If you can call me fat, I can call you stupid October 30, 2013Posted by mareserinitatis in running, societal commentary.
Tags: diet, fat, fat-shaming, weight
There’s been an article floating around about a local woman named Cheryl who is planning on fat-shaming kids at Halloween by giving them a letter telling their parents that those parents are irresponsible for not watching their kids diets.
I really, really resent this type of behavior. I’m going to be blunt: at my heaviest, I had a BMI of 47. If you don’t know, that’s downright awful. But you know what? Nothing I did made a difference, I was running, I was eating ‘healthy’…but the changes I saw were incremental, at best. I tried to keep doing those things because I knew they were making me healthy even if they weren’t helping me to lose weight.
Just over a year ago, I was diagnosed with celiac disease, ending what has been a nearly life-long struggle with a multitude of medical issues, including obesity. Yeah, I was fat as a kid, too. And now I’ve lost a lot of weight simply because I found out I can’t eat gluten.

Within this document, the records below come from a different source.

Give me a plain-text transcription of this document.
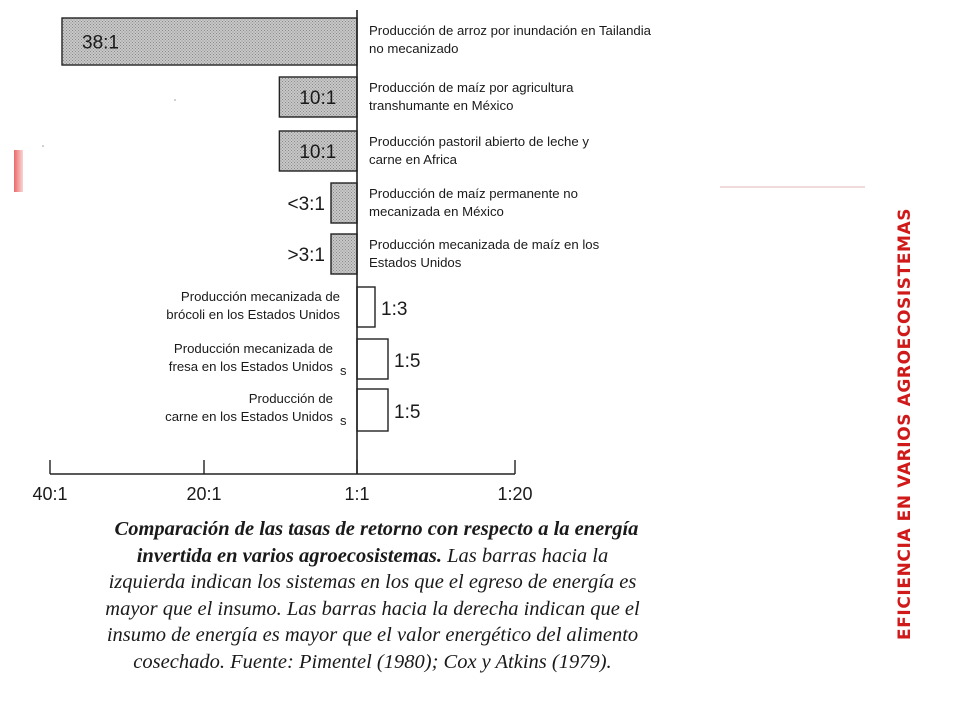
38:1
Producción de arroz por inundación en Tailandia
no mecanizado
10:1
Producción de maíz por agricultura
transhumante en México
10:1
Producción pastoril abierto de leche y
carne en Africa
<3:1
Producción de maíz permanente no
mecanizada en México
>3:1
Producción mecanizada de maíz en los
Estados Unidos
1:3
Producción mecanizada de
brócoli en los Estados Unidos
1:5
Producción mecanizada de
fresa en los Estados Unidos s
1:5
Producción de
carne en los Estados Unidos s
40:1	20:1	1:1	1:20	EFICIENCIA EN VARIOS AGROECOSISTEMAS
Comparación de las tasas de retorno con respecto a la energía invertida en varios agroecosistemas. Las barras hacia la izquierda indican los sistemas en los que el egreso de energía es mayor que el insumo. Las barras hacia la derecha indican que el insumo de energía es mayor que el valor energético del alimento cosechado. Fuente: Pimentel (1980); Cox y Atkins (1979).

And you know what? It never once helped me when someone reminded me of the fact I was fat, from age 10 on. The people who like to chide those of us with weight issues probably didn’t realize that I ate pretty close to the same thing as my uber-skinny husband, and more often than not, I have had a more rigorous exercise schedule than he. (I’m not implying he’s lazy or anything, but even he said after a couple years that it perplexed him how our weights could be so different.) No one ever made a point to give him diet tips, but I get them all the time. Once he went to the doctor about a sore back. The doctor xrayed him and ran some tests before sending him to a physical therapist. Six months later, I went in with the same complaint…and was sent to a dietician because my sore back was obviously a result of my weight.

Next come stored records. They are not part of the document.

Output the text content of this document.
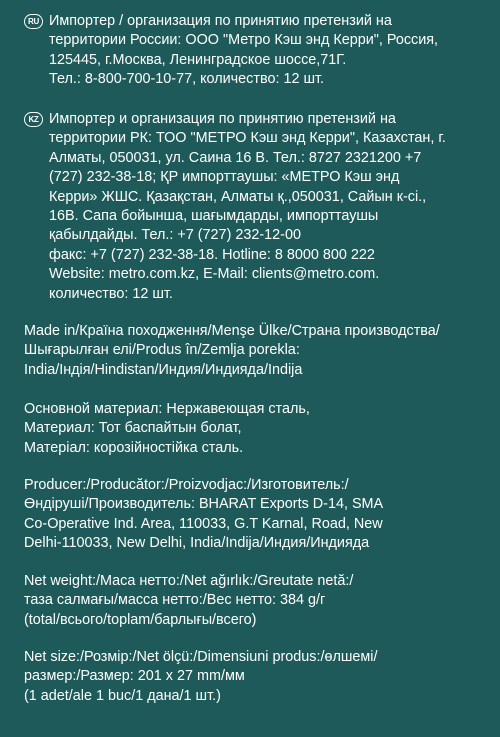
RU Импортер / организация по принятию претензий на
территории России: ООО "Метро Кэш энд Керри", Россия,
125445, г.Москва, Ленинградское шоссе,71Г.
Тел.: 8-800-700-10-77, количество: 12 шт.
KZ Импортер и организация по принятию претензий на
территории РК: ТОО "МЕТРО Кэш энд Керри", Казахстан, г.
Алматы, 050031, ул. Саина 16 В. Тел.: 8727 2321200 +7
(727) 232-38-18; ҚР импорттаушы: «МЕТРО Кэш энд
Керри» ЖШС. Қазақстан, Алматы қ.,050031, Сайын к-сі.,
16В. Сапа бойынша, шағымдарды, импорттаушы
қабылдайды. Тел.: +7 (727) 232-12-00
факс: +7 (727) 232-38-18. Hotline: 8 8000 800 222
Website: metro.com.kz, E-Mail: clients@metro.com.
количество: 12 шт.
Made in/Країна походження/Menşe Ülke/Страна производства/
Шығарылған елі/Produs în/Zemlja porekla:
India/Індія/Hindistan/Индия/Индияда/Indija
Основной материал: Нержавеющая сталь,
Материал: Тот баспайтын болат,
Матеріал: корозійностійка сталь.
Producer:/Producător:/Proizvodjac:/Изготовитель:/
Өндіруші/Производитель: BHARAT Exports D-14, SMA
Co-Operative Ind. Area, 110033, G.T Karnal, Road, New
Delhi-110033, New Delhi, India/Indija/Индия/Индияда
Net weight:/Маса нетто:/Net ağırlık:/Greutate netă:/
таза салмағы/масса нетто:/Вес нетто: 384 g/г
(total/всього/toplam/барлығы/всего)
Net size:/Розмір:/Net ölçü:/Dimensiuni produs:/өлшемі/
размер:/Размер: 201 x 27 mm/мм
(1 adet/ale 1 buc/1 дана/1 шт.)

You can’t tell why someone is overweight. You can’t tell by someone’s weight how much exercise they do, how healthy they are, how much body fat they have (surprisingly) and, most importantly, how shitty they may feel about themselves because of the fact that their weight makes them a target for jerks like Cheryl.
People like Cheryl don’t realize that weight doesn’t equal health – there are many studies showing that overweight people who are active (that is, metabolically healthy) are actually at lower risk for many diseases than skinny people who are not. Focusing on a person’s weight doesn’t improve their health…and likely makes their mental health a lot worse.
Cheryl, I do understand your desire not to hand out candy. I also understand why you’re confused about how weight and health. Rather than fat-shame someone, however, just give them an eyeball eraser instead…and maybe read some of the links above to understand why what you’re doing is not only morally repugnant but scientifically invalid, as well.